Stimulus Part 2: Building Bridge to Where?
The Government’s second economic stimulus package in response to the Coronavirus is a package of positive small short-term measures but provides no long-term secondary benefit.
However, better measures will also need to be put in place to ensure the stimulus gets out more quickly. Furthermore, there is a real risk effected employees will not receive the benefits going directly to business.
“The Government’s aim is ‘targeted, temporary and scalable’ where they should be ‘structural, sustainable and scalable,” said Dr. Richard Denniss, chief economist at the Australia Institute.

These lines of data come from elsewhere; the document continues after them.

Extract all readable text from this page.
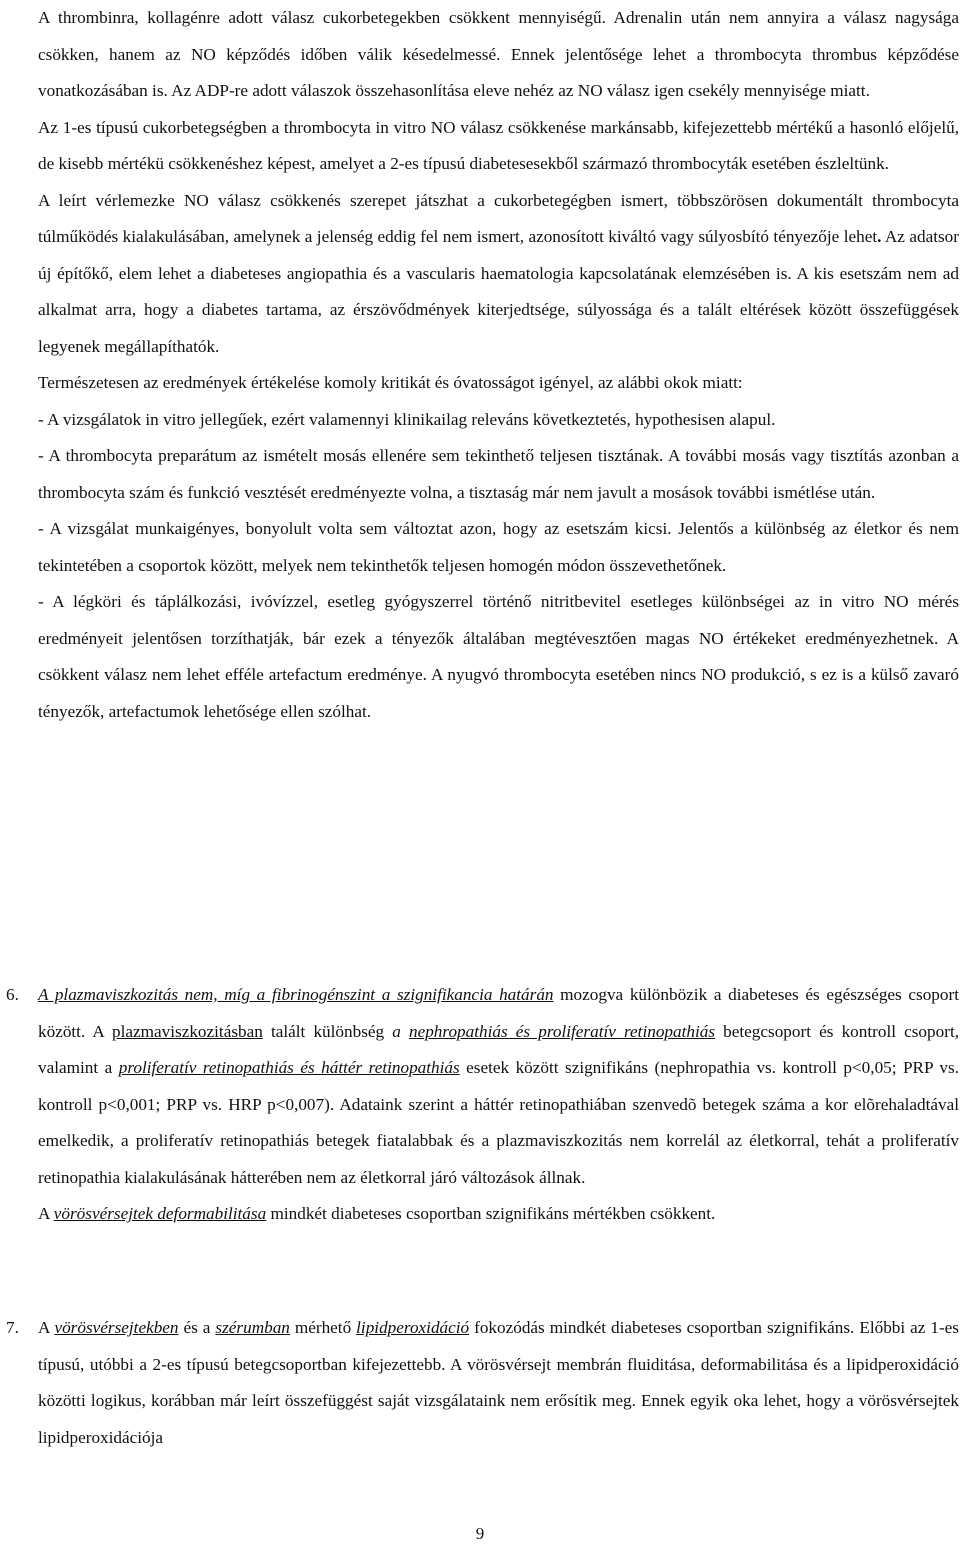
A thrombinra, kollagénre adott válasz cukorbetegekben csökkent mennyiségű. Adrenalin után nem annyira a válasz nagysága csökken, hanem az NO képződés időben válik késedelmessé. Ennek jelentősége lehet a thrombocyta thrombus képződése vonatkozásában is. Az ADP-re adott válaszok összehasonlítása eleve nehéz az NO válasz igen csekély mennyisége miatt.

Az 1-es típusú cukorbetegségben a thrombocyta in vitro NO válasz csökkenése markánsabb, kifejezettebb mértékű a hasonló előjelű, de kisebb mértékü csökkenéshez képest, amelyet a 2-es típusú diabetesesekből származó thrombocyták esetében észleltünk.

A leírt vérlemezke NO válasz csökkenés szerepet játszhat a cukorbetegégben ismert, többszörösen dokumentált thrombocyta túlműködés kialakulásában, amelynek a jelenség eddig fel nem ismert, azonosított kiváltó vagy súlyosbító tényezője lehet. Az adatsor új építőkő, elem lehet a diabeteses angiopathia és a vascularis haematologia kapcsolatának elemzésében is. A kis esetszám nem ad alkalmat arra, hogy a diabetes tartama, az érszövődmények kiterjedtsége, súlyossága és a talált eltérések között összefüggések legyenek megállapíthatók.

Természetesen az eredmények értékelése komoly kritikát és óvatosságot igényel, az alábbi okok miatt:

- A vizsgálatok in vitro jellegűek, ezért valamennyi klinikailag releváns következtetés, hypothesisen alapul.

- A thrombocyta preparátum az ismételt mosás ellenére sem tekinthető teljesen tisztának. A további mosás vagy tisztítás azonban a thrombocyta szám és funkció vesztését eredményezte volna, a tisztaság már nem javult a mosások további ismétlése után.

- A vizsgálat munkaigényes, bonyolult volta sem változtat azon, hogy az esetszám kicsi. Jelentős a különbség az életkor és nem tekintetében a csoportok között, melyek nem tekinthetők teljesen homogén módon összevethetőnek.

- A légköri és táplálkozási, ivóvízzel, esetleg gyógyszerrel történő nitritbevitel esetleges különbségei az in vitro NO mérés eredményeit jelentősen torzíthatják, bár ezek a tényezők általában megtévesztően magas NO értékeket eredményezhetnek. A csökkent válasz nem lehet efféle artefactum eredménye. A nyugvó thrombocyta esetében nincs NO produkció, s ez is a külső zavaró tényezők, artefactumok lehetősége ellen szólhat.

6. A plazmaviszkozitás nem, míg a fibrinogénszint a szignifikancia határán mozogva különbözik a diabeteses és egészséges csoport között. A plazmaviszkozitásban talált különbség a nephropathiás és proliferatív retinopathiás betegcsoport és kontroll csoport, valamint a proliferatív retinopathiás és háttér retinopathiás esetek között szignifikáns (nephropathia vs. kontroll p<0,05; PRP vs. kontroll p<0,001; PRP vs. HRP p<0,007). Adataink szerint a háttér retinopathiában szenvedõ betegek száma a kor elõrehaladtával emelkedik, a proliferatív retinopathiás betegek fiatalabbak és a plazmaviszkozitás nem korrelál az életkorral, tehát a proliferatív retinopathia kialakulásának hátterében nem az életkorral járó változások állnak.

A vörösvérsejtek deformabilitása mindkét diabeteses csoportban szignifikáns mértékben csökkent.

7. A vörösvérsejtekben és a szérumban mérhető lipidperoxidáció fokozódás mindkét diabeteses csoportban szignifikáns. Előbbi az 1-es típusú, utóbbi a 2-es típusú betegcsoportban kifejezettebb. A vörösvérsejt membrán fluiditása, deformabilitása és a lipidperoxidáció közötti logikus, korábban már leírt összefüggést saját vizsgálataink nem erősítik meg. Ennek egyik oka lehet, hogy a vörösvérsejtek lipidperoxidációja

9
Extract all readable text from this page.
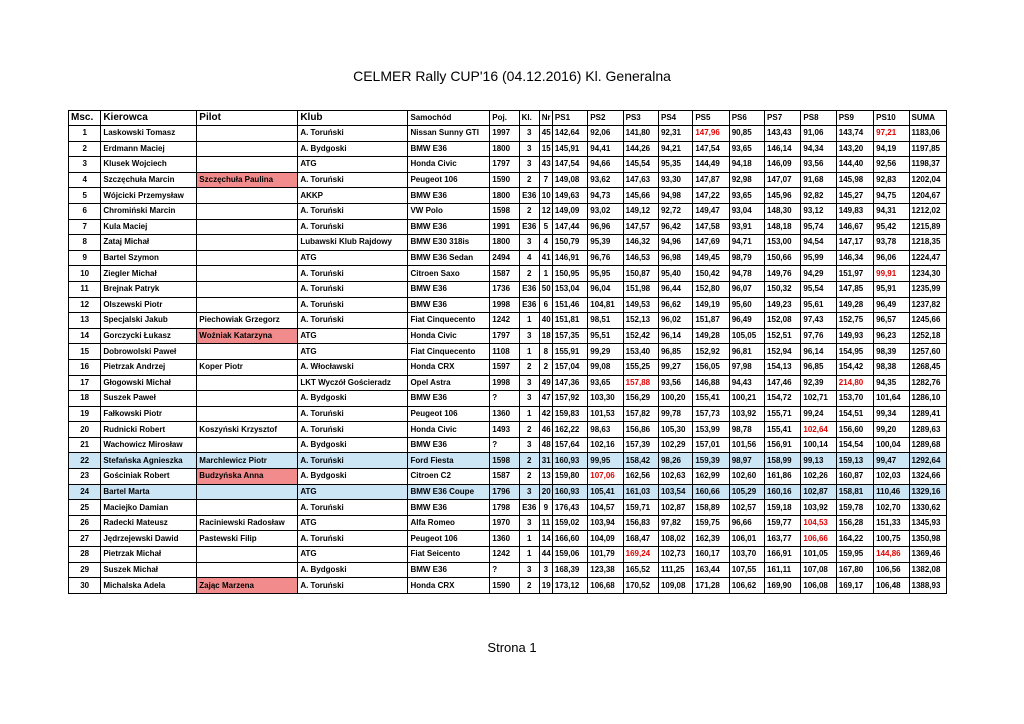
CELMER Rally CUP'16 (04.12.2016) Kl. Generalna
Msc.	Kierowca	Pilot	Klub	Samochód	Poj.	Kl.	Nr	PS1	PS2	PS3	PS4	PS5	PS6	PS7	PS8	PS9	PS10	SUMA
1	Laskowski Tomasz		A. Toruński	Nissan Sunny GTI	1997	3	45	142,64	92,06	141,80	92,31	147,96	90,85	143,43	91,06	143,74	97,21	1183,06
2	Erdmann Maciej		A. Bydgoski	BMW E36	1800	3	15	145,91	94,41	144,26	94,21	147,54	93,65	146,14	94,34	143,20	94,19	1197,85
3	Klusek Wojciech		ATG	Honda Civic	1797	3	43	147,54	94,66	145,54	95,35	144,49	94,18	146,09	93,56	144,40	92,56	1198,37
4	Szczęchuła Marcin	Szczęchuła Paulina	A. Toruński	Peugeot 106	1590	2	7	149,08	93,62	147,63	93,30	147,87	92,98	147,07	91,68	145,98	92,83	1202,04
5	Wójcicki Przemysław		AKKP	BMW E36	1800	E36	10	149,63	94,73	145,66	94,98	147,22	93,65	145,96	92,82	145,27	94,75	1204,67
6	Chromiński Marcin		A. Toruński	VW Polo	1598	2	12	149,09	93,02	149,12	92,72	149,47	93,04	148,30	93,12	149,83	94,31	1212,02
7	Kula Maciej		A. Toruński	BMW E36	1991	E36	5	147,44	96,96	147,57	96,42	147,58	93,91	148,18	95,74	146,67	95,42	1215,89
8	Zataj Michał		Lubawski Klub Rajdowy	BMW E30 318is	1800	3	4	150,79	95,39	146,32	94,96	147,69	94,71	153,00	94,54	147,17	93,78	1218,35
9	Bartel Szymon		ATG	BMW E36 Sedan	2494	4	41	146,91	96,76	146,53	96,98	149,45	98,79	150,66	95,99	146,34	96,06	1224,47
10	Ziegler Michał		A. Toruński	Citroen Saxo	1587	2	1	150,95	95,95	150,87	95,40	150,42	94,78	149,76	94,29	151,97	99,91	1234,30
11	Brejnak Patryk		A. Toruński	BMW E36	1736	E36	50	153,04	96,04	151,98	96,44	152,80	96,07	150,32	95,54	147,85	95,91	1235,99
12	Olszewski Piotr		A. Toruński	BMW E36	1998	E36	6	151,46	104,81	149,53	96,62	149,19	95,60	149,23	95,61	149,28	96,49	1237,82
13	Specjalski Jakub	Piechowiak Grzegorz	A. Toruński	Fiat Cinquecento	1242	1	40	151,81	98,51	152,13	96,02	151,87	96,49	152,08	97,43	152,75	96,57	1245,66
14	Gorczycki Łukasz	Woźniak Katarzyna	ATG	Honda Civic	1797	3	18	157,35	95,51	152,42	96,14	149,28	105,05	152,51	97,76	149,93	96,23	1252,18
15	Dobrowolski Paweł		ATG	Fiat Cinquecento	1108	1	8	155,91	99,29	153,40	96,85	152,92	96,81	152,94	96,14	154,95	98,39	1257,60
16	Pietrzak Andrzej	Koper Piotr	A. Włocławski	Honda CRX	1597	2	2	157,04	99,08	155,25	99,27	156,05	97,98	154,13	96,85	154,42	98,38	1268,45
17	Głogowski Michał		LKT Wyczół Gościeradz	Opel Astra	1998	3	49	147,36	93,65	157,88	93,56	146,88	94,43	147,46	92,39	214,80	94,35	1282,76
18	Suszek Paweł		A. Bydgoski	BMW E36	?	3	47	157,92	103,30	156,29	100,20	155,41	100,21	154,72	102,71	153,70	101,64	1286,10
19	Fałkowski Piotr		A. Toruński	Peugeot 106	1360	1	42	159,83	101,53	157,82	99,78	157,73	103,92	155,71	99,24	154,51	99,34	1289,41
20	Rudnicki Robert	Koszyński Krzysztof	A. Toruński	Honda Civic	1493	2	46	162,22	98,63	156,86	105,30	153,99	98,78	155,41	102,64	156,60	99,20	1289,63
21	Wachowicz Mirosław		A. Bydgoski	BMW E36	?	3	48	157,64	102,16	157,39	102,29	157,01	101,56	156,91	100,14	154,54	100,04	1289,68
22	Stefańska Agnieszka	Marchlewicz Piotr	A. Toruński	Ford Fiesta	1598	2	31	160,93	99,95	158,42	98,26	159,39	98,97	158,99	99,13	159,13	99,47	1292,64
23	Gościniak Robert	Budzyńska Anna	A. Bydgoski	Citroen C2	1587	2	13	159,80	107,06	162,56	102,63	162,99	102,60	161,86	102,26	160,87	102,03	1324,66
24	Bartel Marta		ATG	BMW E36 Coupe	1796	3	20	160,93	105,41	161,03	103,54	160,66	105,29	160,16	102,87	158,81	110,46	1329,16
25	Maciejko Damian		A. Toruński	BMW E36	1798	E36	9	176,43	104,57	159,71	102,87	158,89	102,57	159,18	103,92	159,78	102,70	1330,62
26	Radecki Mateusz	Raciniewski Radosław	ATG	Alfa Romeo	1970	3	11	159,02	103,94	156,83	97,82	159,75	96,66	159,77	104,53	156,28	151,33	1345,93
27	Jędrzejewski Dawid	Pastewski Filip	A. Toruński	Peugeot 106	1360	1	14	166,60	104,09	168,47	108,02	162,39	106,01	163,77	106,66	164,22	100,75	1350,98
28	Pietrzak Michał		ATG	Fiat Seicento	1242	1	44	159,06	101,79	169,24	102,73	160,17	103,70	166,91	101,05	159,95	144,86	1369,46
29	Suszek Michał		A. Bydgoski	BMW E36	?	3	3	168,39	123,38	165,52	111,25	163,44	107,55	161,11	107,08	167,80	106,56	1382,08
30	Michalska Adela	Zając Marzena	A. Toruński	Honda CRX	1590	2	19	173,12	106,68	170,52	109,08	171,28	106,62	169,90	106,08	169,17	106,48	1388,93
Strona 1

“This second stimulus aims to funnel money out the door, with little thought as to what value for money or secondary benefit will be derived.
“The Government has not grappled with the economic impacts of the pandemic, they may understand the health impacts but they have fundamentally misread that the Australian economy coming out of this crisis will be very different,” Dr. Denniss said.
“We have seen nothing long-term, no direct employment, nothing lasting, and nothing that indicates the Government thinks at the end of this Australia will be any different,” said Matt Grudnoff, senior economist at the Australia Institute.
“For the Government to claim that the stimulus package is worth 10% of GDP is misleading. $125 billion of the Government’s claimed $189 billion stimulus is aimed at ensuring there is enough credit in the financial system for those that want to borrow — this is not fiscal stimulus. Ensuring the proper functioning of the financial markets is important work but it is very different to putting new spending power in the hands of households and business.”